Given the diversity of the greater Bay Area's food culture, it's surprising there are so few Jamaican restaurants, because the food is so good and easy to like.

Slavery, colonialism and Caribbean trade routes created one of the world's most eclectic and delicious cuisines. Jamaican food draws from Africa, China, India, Spain, Britain and the island's native population. Because of its cosmopolitan influences, Jamaican food tastes familiar, but the amalgam of ingredients and cooking techniques makes it unique.

That's why Sebastopol's Revibe Cafe and Scoop Bar is a welcome addition to the North Bay. The restaurant occupies what was a Quonset on Healdsburg Avenue next to Peter Lowell's restaurant. The metal building has been incorporated into a new structure that includes a dining room, bar and outdoor patio. There's also a take-out window for excellent, made-from-scratch ice cream.

Will Abrams and his Jamaican-born wife, Eki, opened the restaurant in January after a lengthy remodel. Abrams has a background in nonprofit management, but wanted to try something different and showcase Jamaican food. But he hasn't left the do-good mission of nonprofits behind. The restaurant donates a whopping 50 percent of its profits to local nonprofits. Current recipients include the Ceres Project and a teen work program at the Sebastopol Community Center.

That seems like a challenging business plan, but Abrams looks at it like paying an investor.

Abrams scored with chef Anthony Walters. Walters trained at New York's Culinary Institute of America, but is from Jamaica's capital city of Kingston and is steeped in the country's cuisine. In spite of the restaurant's laidback vibe and Jamaican food's humble origins, there is a level of refinement in Walters' cooking, from the delicately fried leaves of kale atop the ital stew to the complex flavors of the jerk pork and the whiff of pimento wood from the outdoor smoker.

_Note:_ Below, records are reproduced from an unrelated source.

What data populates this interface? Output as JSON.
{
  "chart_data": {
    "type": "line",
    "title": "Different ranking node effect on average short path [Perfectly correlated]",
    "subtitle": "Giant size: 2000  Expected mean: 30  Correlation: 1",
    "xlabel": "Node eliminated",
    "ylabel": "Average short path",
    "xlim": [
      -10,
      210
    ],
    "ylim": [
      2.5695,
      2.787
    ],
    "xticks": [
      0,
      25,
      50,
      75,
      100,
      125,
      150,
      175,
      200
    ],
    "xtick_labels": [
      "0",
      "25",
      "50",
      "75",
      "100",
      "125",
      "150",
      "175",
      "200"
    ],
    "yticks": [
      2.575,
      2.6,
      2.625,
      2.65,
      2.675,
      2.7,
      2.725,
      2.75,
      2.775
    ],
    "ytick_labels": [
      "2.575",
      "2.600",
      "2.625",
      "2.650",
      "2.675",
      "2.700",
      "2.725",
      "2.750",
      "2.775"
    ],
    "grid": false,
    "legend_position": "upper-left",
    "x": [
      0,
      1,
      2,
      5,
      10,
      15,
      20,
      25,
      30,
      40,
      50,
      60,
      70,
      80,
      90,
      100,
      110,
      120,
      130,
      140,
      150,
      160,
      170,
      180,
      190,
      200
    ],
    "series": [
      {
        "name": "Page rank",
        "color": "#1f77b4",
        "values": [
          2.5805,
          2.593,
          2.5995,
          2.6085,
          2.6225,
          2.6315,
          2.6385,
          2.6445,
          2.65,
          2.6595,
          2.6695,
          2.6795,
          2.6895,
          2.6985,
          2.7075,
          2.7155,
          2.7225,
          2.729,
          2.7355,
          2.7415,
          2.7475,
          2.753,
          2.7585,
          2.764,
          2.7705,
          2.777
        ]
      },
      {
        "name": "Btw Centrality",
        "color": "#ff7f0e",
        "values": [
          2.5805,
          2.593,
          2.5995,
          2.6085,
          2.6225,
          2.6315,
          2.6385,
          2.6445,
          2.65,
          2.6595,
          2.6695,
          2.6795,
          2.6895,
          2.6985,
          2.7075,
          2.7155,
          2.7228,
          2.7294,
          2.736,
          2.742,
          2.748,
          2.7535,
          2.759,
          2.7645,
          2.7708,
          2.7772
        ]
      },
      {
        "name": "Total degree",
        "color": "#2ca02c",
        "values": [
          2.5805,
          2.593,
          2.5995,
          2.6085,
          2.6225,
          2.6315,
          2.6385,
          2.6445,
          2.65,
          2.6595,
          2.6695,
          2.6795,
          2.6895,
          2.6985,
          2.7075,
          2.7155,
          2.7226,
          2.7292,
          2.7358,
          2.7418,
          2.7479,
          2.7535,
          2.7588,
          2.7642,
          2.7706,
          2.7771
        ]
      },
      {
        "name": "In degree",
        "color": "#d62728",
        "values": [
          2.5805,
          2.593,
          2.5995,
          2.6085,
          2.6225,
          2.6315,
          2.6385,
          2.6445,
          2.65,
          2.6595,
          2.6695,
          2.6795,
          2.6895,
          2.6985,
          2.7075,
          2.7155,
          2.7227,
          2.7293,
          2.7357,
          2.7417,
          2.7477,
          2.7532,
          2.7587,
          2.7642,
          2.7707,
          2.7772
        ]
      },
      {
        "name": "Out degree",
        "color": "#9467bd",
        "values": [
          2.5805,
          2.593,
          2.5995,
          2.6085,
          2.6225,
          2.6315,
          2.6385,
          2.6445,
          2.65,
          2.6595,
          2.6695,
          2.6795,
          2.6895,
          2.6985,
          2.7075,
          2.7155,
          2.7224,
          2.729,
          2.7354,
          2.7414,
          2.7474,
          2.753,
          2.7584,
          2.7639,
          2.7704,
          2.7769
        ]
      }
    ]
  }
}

For now, there are just small plates ($8.26 each) on the menu. Entrées, breakfast and lunch will be added later. There's also a late-night menu that starts at 9pm and plans to add a menu of root tonics, traditional Jamaican beverages with purported health properties.

The jerk pork is the best I've tried. Pork shoulder is smoked for hours and seasoned with a variety of spices and enlivened with fiery Scotch bonnet chili pepper. While the pepper's heat comes through, it's far from a one-note dish. The tangy, aromatic flavors of the jerk marinade add up to something special.

Ital is the equivalent of kosher for Rastafarians. I always thought it was rather bland given the prohibition on salt, but Revibe's ital stew, a hearty, coconut milk-based stew made with propeller-shaped dumplings called spinners, is a less strict interpretation and it's great.

Revibe's goat curry, made from Eki's family recipe, is outstanding, too. The curry makes it similar to Indian and Thai cuisine and it's a great choice, even if you think you don't like goat. You will, and you will like Revibe, too.